Марта Кетро - Улыбайся всегда, любовь моя
Я знаю: ты не можешь о нем говорить, ты не можешь не говорить о нем. И тогда ты молчишь, пока не пройдет отчаяние. Я молчала десять дней, а она до конца жизни – такая сильная любовь.
* * *
Сегодня увидела: на двери вагона метро наклеено много маленьких бумажек и на каждой написано «Конфуций». Подумалось: странная нынче реклама. Я ехала на деловую встречу (Господи, до сих пор горжусь, когда пишу о себе такое) и раздумывала, чего бы мне купить на обратном пути – хурмы или красной икры. В результате каких-то непроявленных размышлений о пище, жизни вообще и бесед с коллегой о нравах литераторов, возвращаясь домой, я завернула в «Алые паруса» и уверенно купила небольшой чайник из исиньской глины и банку подозрительного улуна. Дома произвела чайную церемонию для бедных, разливая зачем-то в две чашки: сосредоточенно занюхала сухую заварку (пахло лежалой травой), первую порцию вылила, вторую благоговейно выпила (теперь отдавало мокрой лежалой травой), в третьей и четвертой честно попыталась различить новую ноту (мокрая лежалая трава чувствовалась слабее). Поговорила сама с собой о вкусе этого чая: «Кажется, это не последний осенний сбор, хотя и напоминает о мокрой лежалой траве»... И выбросила в туалет разбухшие листья. Теперь из унитаза тонко пахнет мо... хорошим китайским чаем.
Да, и на банке этого самого улуна, как и положено в плохом рассказе, была наклеена одна из тех бумажек с надписью «Конфуций». Рондо, это пошлость такая, но не я же придумала, что жизнь закручивает маленькие и большие спирали, и на каждом витке можно найти точку повтора и сказать: вот! Вот это – знак – мне. И потом еще немного подумать, что все есть знак, и все есть знак всем, и вопрос в том, насколько ты готов принять его на свой счет. И еще много всякого такого можно подумать, а можно просто закрыть глаза и вернуться к тому июньскому дню, когда я впервые была в чайном клубе.

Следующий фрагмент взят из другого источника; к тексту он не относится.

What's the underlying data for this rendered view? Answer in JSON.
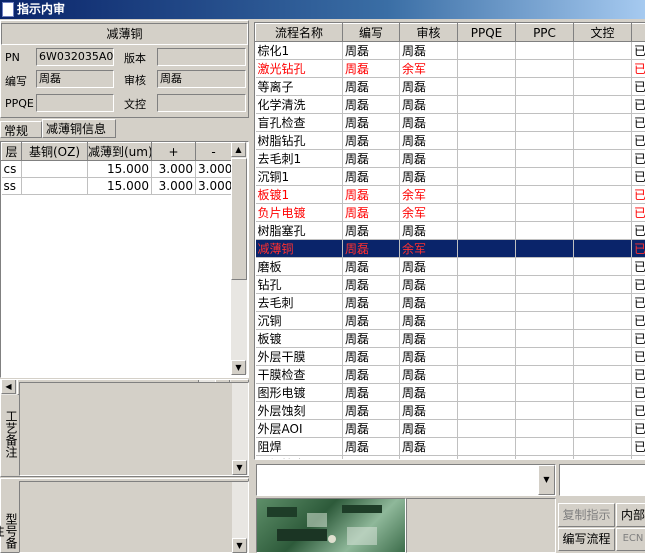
{
  "window": {
    "title": "指示内审"
  },
  "header": {
    "section_title": "减薄铜"
  },
  "form": {
    "pn_label": "PN",
    "pn_value": "6W032035A0",
    "version_label": "版本",
    "version_value": "",
    "writer_label": "编写",
    "writer_value": "周磊",
    "reviewer_label": "审核",
    "reviewer_value": "周磊",
    "ppqe_label": "PPQE",
    "ppqe_value": "",
    "control_label": "文控",
    "control_value": ""
  },
  "tabs": [
    {
      "label": "常规"
    },
    {
      "label": "减薄铜信息"
    }
  ],
  "thin_grid": {
    "headers": [
      "层",
      "基铜(OZ)",
      "减薄到(um)",
      "+",
      "-"
    ],
    "rows": [
      [
        "cs",
        "",
        "15.000",
        "3.000",
        "3.000"
      ],
      [
        "ss",
        "",
        "15.000",
        "3.000",
        "3.000"
      ]
    ]
  },
  "remarks": {
    "process_label": "工艺备注",
    "model_label": "型号备注"
  },
  "flow_grid": {
    "headers": [
      "流程名称",
      "编写",
      "审核",
      "PPQE",
      "PPC",
      "文控",
      ""
    ],
    "status_char": "已",
    "rows": [
      {
        "name": "棕化1",
        "writer": "周磊",
        "reviewer": "周磊",
        "style": "normal"
      },
      {
        "name": "激光钻孔",
        "writer": "周磊",
        "reviewer": "余军",
        "style": "red"
      },
      {
        "name": "等离子",
        "writer": "周磊",
        "reviewer": "周磊",
        "style": "normal"
      },
      {
        "name": "化学清洗",
        "writer": "周磊",
        "reviewer": "周磊",
        "style": "normal"
      },
      {
        "name": "盲孔检查",
        "writer": "周磊",
        "reviewer": "周磊",
        "style": "normal"
      },
      {
        "name": "树脂钻孔",
        "writer": "周磊",
        "reviewer": "周磊",
        "style": "normal"
      },
      {
        "name": "去毛刺1",
        "writer": "周磊",
        "reviewer": "周磊",
        "style": "normal"
      },
      {
        "name": "沉铜1",
        "writer": "周磊",
        "reviewer": "周磊",
        "style": "normal"
      },
      {
        "name": "板镀1",
        "writer": "周磊",
        "reviewer": "余军",
        "style": "red"
      },
      {
        "name": "负片电镀",
        "writer": "周磊",
        "reviewer": "余军",
        "style": "red"
      },
      {
        "name": "树脂塞孔",
        "writer": "周磊",
        "reviewer": "周磊",
        "style": "normal"
      },
      {
        "name": "减薄铜",
        "writer": "周磊",
        "reviewer": "余军",
        "style": "selected"
      },
      {
        "name": "磨板",
        "writer": "周磊",
        "reviewer": "周磊",
        "style": "normal"
      },
      {
        "name": "钻孔",
        "writer": "周磊",
        "reviewer": "周磊",
        "style": "normal"
      },
      {
        "name": "去毛刺",
        "writer": "周磊",
        "reviewer": "周磊",
        "style": "normal"
      },
      {
        "name": "沉铜",
        "writer": "周磊",
        "reviewer": "周磊",
        "style": "normal"
      },
      {
        "name": "板镀",
        "writer": "周磊",
        "reviewer": "周磊",
        "style": "normal"
      },
      {
        "name": "外层干膜",
        "writer": "周磊",
        "reviewer": "周磊",
        "style": "normal"
      },
      {
        "name": "干膜检查",
        "writer": "周磊",
        "reviewer": "周磊",
        "style": "normal"
      },
      {
        "name": "图形电镀",
        "writer": "周磊",
        "reviewer": "周磊",
        "style": "normal"
      },
      {
        "name": "外层蚀刻",
        "writer": "周磊",
        "reviewer": "周磊",
        "style": "normal"
      },
      {
        "name": "外层AOI",
        "writer": "周磊",
        "reviewer": "周磊",
        "style": "normal"
      },
      {
        "name": "阻焊",
        "writer": "周磊",
        "reviewer": "周磊",
        "style": "normal"
      },
      {
        "name": "阻焊检查",
        "writer": "周磊",
        "reviewer": "周磊",
        "style": "normal"
      }
    ]
  },
  "buttons": {
    "copy_instruction": "复制指示",
    "internal": "内部",
    "write_flow": "编写流程",
    "ecn": "ECN"
  },
  "colors": {
    "selected_bg": "#0a246a",
    "red_text": "#ff0000",
    "selected_text": "#ff3030"
  }
}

Мы только что помирились, и он спешил рассказать все, что намолчал за два месяца. Радовался мне, как старой игрушке, которую мама на полгода прятала в шкаф, а теперь вот достала так торжественно, что он и правда почувствовал важность момента. И вот, чтобы развлечь меня особым образом, он устроил чайную церемонию. Сохранилось письмо, которое я написала тогда Тине. Знаки, оказывается, были нарисованы красным на каждой стене, но я не хотела их замечать. Очень странно читать, как я изо всех сил веселилась и не смотрела, не смотрела, но ужас все равно прорывался.
«Мы продержались два месяца. А потом он нажрался пейота и написал мне. Конечно, я ответила. Когда мы встретились, мне показалось, что он скоро умрет.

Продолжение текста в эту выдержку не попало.